Homosexuality in the world of the ancient Near East was not totality pederastic, though that may have been a majority of it. We also see that it, along with heterosexual prostitution, was part of their pagan religious system, as it was in the days of the NT as well (notably, but not exclusively, Corinth). A third expression of homosexuality seems to have been homosexuality relationships between consenting adults by choice. According to the research, the end was not a marriage relationship, or even an enduring one, but merely another way to express one’s affections.

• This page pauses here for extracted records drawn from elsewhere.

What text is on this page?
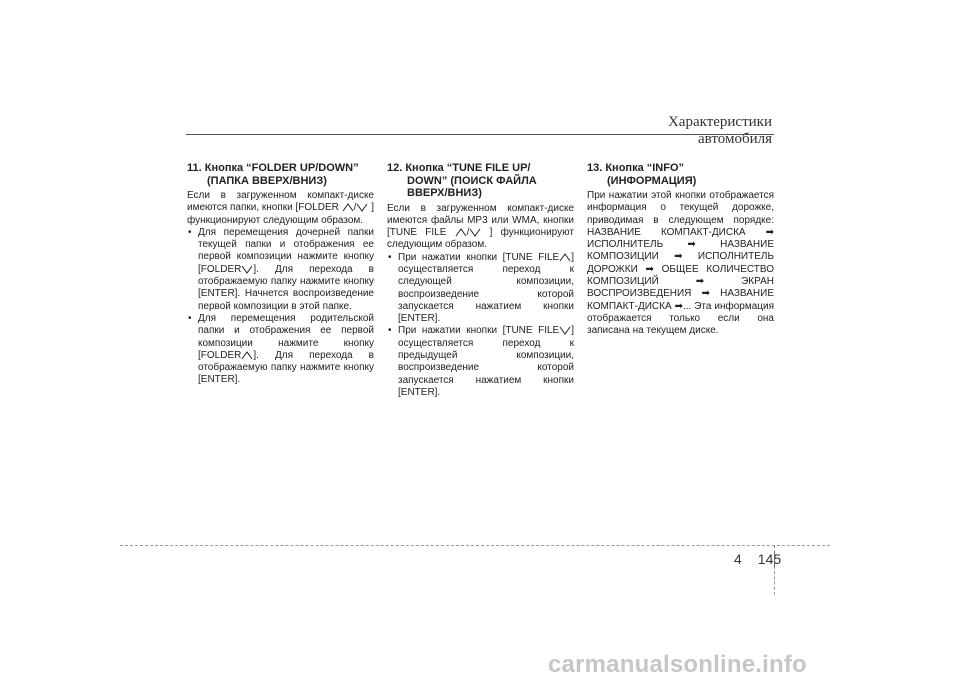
Характеристики автомобиля
11. Кнопка “FOLDER UP/DOWN”
(ПАПКА ВВЕРХ/ВНИЗ)

Если в загруженном компакт-диске имеются папки, кнопки [FOLDER / ] функционируют следующим образом.

• Для перемещения дочерней папки текущей папки и отображения ее первой композиции нажмите кнопку [FOLDER ]. Для перехода в отображаемую папку нажмите кнопку [ENTER]. Начнется воспроизведение первой композиции в этой папке.
• Для перемещения родительской папки и отображения ее первой композиции нажмите кнопку [FOLDER ]. Для перехода в отображаемую папку нажмите кнопку [ENTER].
12. Кнопка “TUNE FILE UP/
DOWN” (ПОИСК ФАЙЛА
ВВЕРХ/ВНИЗ)

Если в загруженном компакт-диске имеются файлы MP3 или WMA, кнопки [TUNE FILE / ] функционируют следующим образом.

• При нажатии кнопки [TUNE FILE ] осуществляется переход к следующей композиции, воспроизведение которой запускается нажатием кнопки [ENTER].
• При нажатии кнопки [TUNE FILE ] осуществляется переход к предыдущей композиции, воспроизведение которой запускается нажатием кнопки [ENTER].
13. Кнопка “INFO”
(ИНФОРМАЦИЯ)

При нажатии этой кнопки отображается информация о текущей дорожке, приводимая в следующем порядке: НАЗВАНИЕ КОМПАКТ-ДИСКА ➡ ИСПОЛНИТЕЛЬ ➡ НАЗВАНИЕ КОМПОЗИЦИИ ➡ ИСПОЛНИТЕЛЬ ДОРОЖКИ ➡ ОБЩЕЕ КОЛИЧЕСТВО КОМПОЗИЦИЙ	➡	ЭКРАН ВОСПРОИЗВЕДЕНИЯ ➡ НАЗВАНИЕ КОМПАКТ-ДИСКА ➡... Эта информация отображается только если она записана на текущем диске.

4 145
carmanualsonline.info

It is in this cultural context that Leviticus was written. In Leviticus, God is defining his own holiness and making an appeal to the holiness of those who claim his name (Lev. 11.44-45). Chapters 18-22 are written to show that because of God’s holy nature, there are many behaviors that break fellowship with Him. Homosexual behavior is one of them. It is “detestable”. Why? There is no immediate explanation, but the tenor and teachings of the Pentateuch gives us clues. The lives of God’s people are supposed to imitate and reflect the character and nature of God. If Leviticus teaches us nothing else, it teaches us that we must always be attentive to holiness, whether physical, ritual, or moral. The world, the Bible teaches, is depraved, evil, and separated from God by sin, and God’s people are to maintain distinctions between ourselves, as “holy” (separated unto God), and the sin that is in us by nature and around us by environment (2 Cor. 6.14-18).
Many attempts have been made to read deeply into the text to construe the teachings as not applying to homosexuality in today’s world. My study of the text and such arguments convinces me that the arguments are specious. I find, in my own heart, mind, and study, that there is no reasonable, biblical way to dismiss that in the Bible homosexual practice is a sin.